Каменное сердце (сборник) - стр. 18
Мобильная связь
Президент с трудом дозвонился до министра обороны.
Тот не смог дозвониться до главкома сухопутных войск и оставил ему голосовое сообщение.
Главком послал эсэмэску командующему армией.
Командарм нашел в Контактике нужного комдива.
Комдив зашел в Контактик, просек ситуацию, быстро узнал у знакомого комполка мобильник комбата, но комбат очень долго был в недоступе.
А потом отзвонил и сказал, что у ребят на телефоне деньги кончились, и они послали салабонов раздобыть бабла.
Когда салабоны вернулись, а деды положили деньги на телефон взводному, президент снова позвонил министру обороны, чтобы сказать, что ладно, всё, проехали, забыли, отбой-вольно-закури.
Но у министра обороны было поставлено на «без звука», и он пропустил звонок.
А когда перезвонил, то адъютанты президента сказали, что им ничего не известно о приказе действовать по плану «Ч».
«На нет и суда нет», – подумал министр обороны и хотел позвонить главкому сухопутных войск, но увидел, что села батарейка.
Хорошо сидим
Недавно прочитал книгу Леона-Поля Фарга «Парижане и парижанки».
Сборник занятных, остроумных, но, в общем-то, пустеньких очерков о парижских кафе по состоянию на 1939 год.
Умилительная серьезность: вот тут славно пекут, зато там бывал Поль Бурже; тут вкусный кофе, там отличные недорогие вина. Это кафе для банкиров, это для актеров, это для клерков, это для рабочих людей – ведь всем хочется посидеть вечером за стаканом вина, поболтать с приятелями…
Великая книга.
Из нее становится кристально ясно, почему Франция в 1940 году так безропотно и так охотно сдалась немцам.
Потому что национальной идеей Франции стало кафе.
Не «свобода, равенство и братство», не «прекрасная Франция», а именно кафе.
Я сижу за своим любимым столиком в своем любимом кафе, пью свое любимое вино или смакую свой любимый ликер, болтаю со своими любимыми друзьями-соседями – вот и вся моя любовь к родине.

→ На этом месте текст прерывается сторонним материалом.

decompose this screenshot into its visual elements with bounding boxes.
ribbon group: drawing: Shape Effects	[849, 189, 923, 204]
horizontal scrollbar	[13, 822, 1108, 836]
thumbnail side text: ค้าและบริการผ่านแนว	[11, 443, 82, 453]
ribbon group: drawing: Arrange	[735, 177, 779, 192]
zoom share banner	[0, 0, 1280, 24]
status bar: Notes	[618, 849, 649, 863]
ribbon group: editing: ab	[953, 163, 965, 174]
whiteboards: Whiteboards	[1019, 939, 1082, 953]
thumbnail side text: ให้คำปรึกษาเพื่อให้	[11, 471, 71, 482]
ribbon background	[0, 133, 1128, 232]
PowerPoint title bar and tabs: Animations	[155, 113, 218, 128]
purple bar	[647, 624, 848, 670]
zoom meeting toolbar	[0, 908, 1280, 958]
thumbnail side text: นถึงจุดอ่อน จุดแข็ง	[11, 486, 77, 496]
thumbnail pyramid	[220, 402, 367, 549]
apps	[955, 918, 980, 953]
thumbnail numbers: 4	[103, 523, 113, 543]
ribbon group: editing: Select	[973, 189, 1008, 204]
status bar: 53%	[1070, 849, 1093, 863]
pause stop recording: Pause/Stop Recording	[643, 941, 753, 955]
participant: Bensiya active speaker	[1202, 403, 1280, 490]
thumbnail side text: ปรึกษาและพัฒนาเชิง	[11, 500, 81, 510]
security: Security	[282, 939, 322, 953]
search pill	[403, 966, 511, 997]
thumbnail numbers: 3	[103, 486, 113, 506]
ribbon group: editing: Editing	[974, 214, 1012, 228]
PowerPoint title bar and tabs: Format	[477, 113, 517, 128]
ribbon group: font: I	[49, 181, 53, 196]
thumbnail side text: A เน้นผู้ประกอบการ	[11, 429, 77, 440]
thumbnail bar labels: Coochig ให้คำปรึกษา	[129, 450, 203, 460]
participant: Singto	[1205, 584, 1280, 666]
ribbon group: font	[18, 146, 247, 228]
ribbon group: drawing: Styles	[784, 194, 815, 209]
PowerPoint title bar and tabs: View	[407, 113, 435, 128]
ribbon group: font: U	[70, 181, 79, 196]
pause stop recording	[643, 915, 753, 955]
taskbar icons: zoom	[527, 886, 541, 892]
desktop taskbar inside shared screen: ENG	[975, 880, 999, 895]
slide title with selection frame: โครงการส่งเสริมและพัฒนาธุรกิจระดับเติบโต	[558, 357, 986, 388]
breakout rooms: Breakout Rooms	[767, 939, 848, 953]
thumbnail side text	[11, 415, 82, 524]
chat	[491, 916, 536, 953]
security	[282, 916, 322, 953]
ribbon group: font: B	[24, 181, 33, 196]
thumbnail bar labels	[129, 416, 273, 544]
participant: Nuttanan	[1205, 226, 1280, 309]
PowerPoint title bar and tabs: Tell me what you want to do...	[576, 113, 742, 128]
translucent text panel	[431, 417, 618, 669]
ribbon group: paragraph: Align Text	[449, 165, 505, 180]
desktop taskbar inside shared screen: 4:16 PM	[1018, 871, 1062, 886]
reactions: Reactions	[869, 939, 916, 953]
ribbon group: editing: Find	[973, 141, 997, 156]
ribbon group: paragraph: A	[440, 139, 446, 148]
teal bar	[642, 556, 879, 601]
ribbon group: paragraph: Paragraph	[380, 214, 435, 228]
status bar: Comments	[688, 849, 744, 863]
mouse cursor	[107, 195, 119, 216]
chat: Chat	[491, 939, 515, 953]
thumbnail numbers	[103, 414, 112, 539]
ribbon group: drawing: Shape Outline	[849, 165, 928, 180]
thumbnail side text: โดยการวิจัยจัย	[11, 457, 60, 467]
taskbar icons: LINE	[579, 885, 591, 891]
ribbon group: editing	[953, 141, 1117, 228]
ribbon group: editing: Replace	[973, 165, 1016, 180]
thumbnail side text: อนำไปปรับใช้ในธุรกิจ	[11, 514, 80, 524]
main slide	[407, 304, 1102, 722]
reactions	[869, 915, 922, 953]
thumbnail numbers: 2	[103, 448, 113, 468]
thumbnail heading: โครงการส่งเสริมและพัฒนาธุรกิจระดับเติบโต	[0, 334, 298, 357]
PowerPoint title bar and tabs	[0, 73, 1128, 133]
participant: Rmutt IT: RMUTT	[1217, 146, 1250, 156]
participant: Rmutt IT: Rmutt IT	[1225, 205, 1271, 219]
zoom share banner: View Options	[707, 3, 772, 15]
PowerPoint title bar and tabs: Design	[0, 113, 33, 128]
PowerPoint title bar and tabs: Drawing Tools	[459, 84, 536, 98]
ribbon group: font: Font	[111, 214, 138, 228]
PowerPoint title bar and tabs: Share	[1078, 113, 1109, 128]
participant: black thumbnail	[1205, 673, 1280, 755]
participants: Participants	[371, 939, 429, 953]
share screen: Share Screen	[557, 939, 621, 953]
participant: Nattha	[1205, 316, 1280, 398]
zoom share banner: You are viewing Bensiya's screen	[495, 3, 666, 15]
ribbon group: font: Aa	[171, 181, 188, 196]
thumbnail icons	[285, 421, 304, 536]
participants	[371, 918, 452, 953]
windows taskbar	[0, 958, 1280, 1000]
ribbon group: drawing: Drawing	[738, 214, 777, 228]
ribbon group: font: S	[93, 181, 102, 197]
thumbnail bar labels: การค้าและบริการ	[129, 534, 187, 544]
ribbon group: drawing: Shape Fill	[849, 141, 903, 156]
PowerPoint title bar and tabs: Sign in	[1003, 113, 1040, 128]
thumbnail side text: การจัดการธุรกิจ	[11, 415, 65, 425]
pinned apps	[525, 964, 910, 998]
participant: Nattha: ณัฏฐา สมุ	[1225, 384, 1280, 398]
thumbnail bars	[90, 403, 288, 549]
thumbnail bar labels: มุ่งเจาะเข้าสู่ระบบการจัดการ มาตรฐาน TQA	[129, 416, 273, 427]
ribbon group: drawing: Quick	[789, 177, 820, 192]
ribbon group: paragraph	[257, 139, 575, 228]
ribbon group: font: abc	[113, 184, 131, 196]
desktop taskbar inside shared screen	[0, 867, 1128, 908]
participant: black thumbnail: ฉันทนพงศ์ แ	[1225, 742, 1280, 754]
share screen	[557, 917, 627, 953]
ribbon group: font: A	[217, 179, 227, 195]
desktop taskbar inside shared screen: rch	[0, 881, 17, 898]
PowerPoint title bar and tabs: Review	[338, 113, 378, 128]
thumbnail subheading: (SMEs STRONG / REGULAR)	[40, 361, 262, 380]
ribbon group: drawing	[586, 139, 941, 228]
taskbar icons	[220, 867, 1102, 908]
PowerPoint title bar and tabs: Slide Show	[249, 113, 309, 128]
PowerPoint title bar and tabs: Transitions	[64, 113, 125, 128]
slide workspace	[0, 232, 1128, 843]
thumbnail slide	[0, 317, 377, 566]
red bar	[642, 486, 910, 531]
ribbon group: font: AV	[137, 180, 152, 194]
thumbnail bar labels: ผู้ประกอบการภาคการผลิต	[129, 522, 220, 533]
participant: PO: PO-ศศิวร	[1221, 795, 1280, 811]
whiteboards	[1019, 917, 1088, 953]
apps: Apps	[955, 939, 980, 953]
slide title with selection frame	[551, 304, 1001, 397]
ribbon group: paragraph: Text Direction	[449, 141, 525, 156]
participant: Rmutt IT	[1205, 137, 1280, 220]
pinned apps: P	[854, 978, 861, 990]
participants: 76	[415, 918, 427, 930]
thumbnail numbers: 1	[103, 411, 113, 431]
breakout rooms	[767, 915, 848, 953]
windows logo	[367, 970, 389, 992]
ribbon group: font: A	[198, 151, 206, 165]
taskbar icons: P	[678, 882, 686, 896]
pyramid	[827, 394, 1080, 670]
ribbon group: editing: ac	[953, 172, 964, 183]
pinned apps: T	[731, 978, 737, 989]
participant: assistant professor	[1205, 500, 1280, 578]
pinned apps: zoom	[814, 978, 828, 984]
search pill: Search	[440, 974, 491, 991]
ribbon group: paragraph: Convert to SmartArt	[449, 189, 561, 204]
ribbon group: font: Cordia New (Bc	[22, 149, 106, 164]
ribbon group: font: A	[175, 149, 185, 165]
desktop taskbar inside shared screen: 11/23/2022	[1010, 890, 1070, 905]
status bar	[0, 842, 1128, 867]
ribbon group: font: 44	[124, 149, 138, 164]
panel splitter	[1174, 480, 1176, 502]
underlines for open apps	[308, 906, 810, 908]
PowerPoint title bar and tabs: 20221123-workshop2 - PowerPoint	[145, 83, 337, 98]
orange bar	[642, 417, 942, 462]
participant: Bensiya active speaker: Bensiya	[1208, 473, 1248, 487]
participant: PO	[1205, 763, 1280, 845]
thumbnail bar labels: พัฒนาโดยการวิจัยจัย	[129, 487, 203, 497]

Моя родина – здесь, вот она: четыре столика, гарсон, карточка меню. И пока в моем кафе мне подают вино и мясо – значит, с родиной всё в порядке.
О, да, разумеется, не все так думали и так действовали. Но тех, кто думал и действовал иначе, было прискорбное меньшинство.
И когда это меньшинство обращалось к большинству с разными высокими словами и призывами, то большинство отвечало:
– Погоди, дружище! Скажи честно – разве лично тебя арестовывают, везут в лагерь, казнят? Выгоняют из дома? Отнимают костюм и шляпу? Разве лично тебе не дают читать газеты и ходить в театр? Не платят зарплату? И самое главное – что, разве закрылись парижские кафе?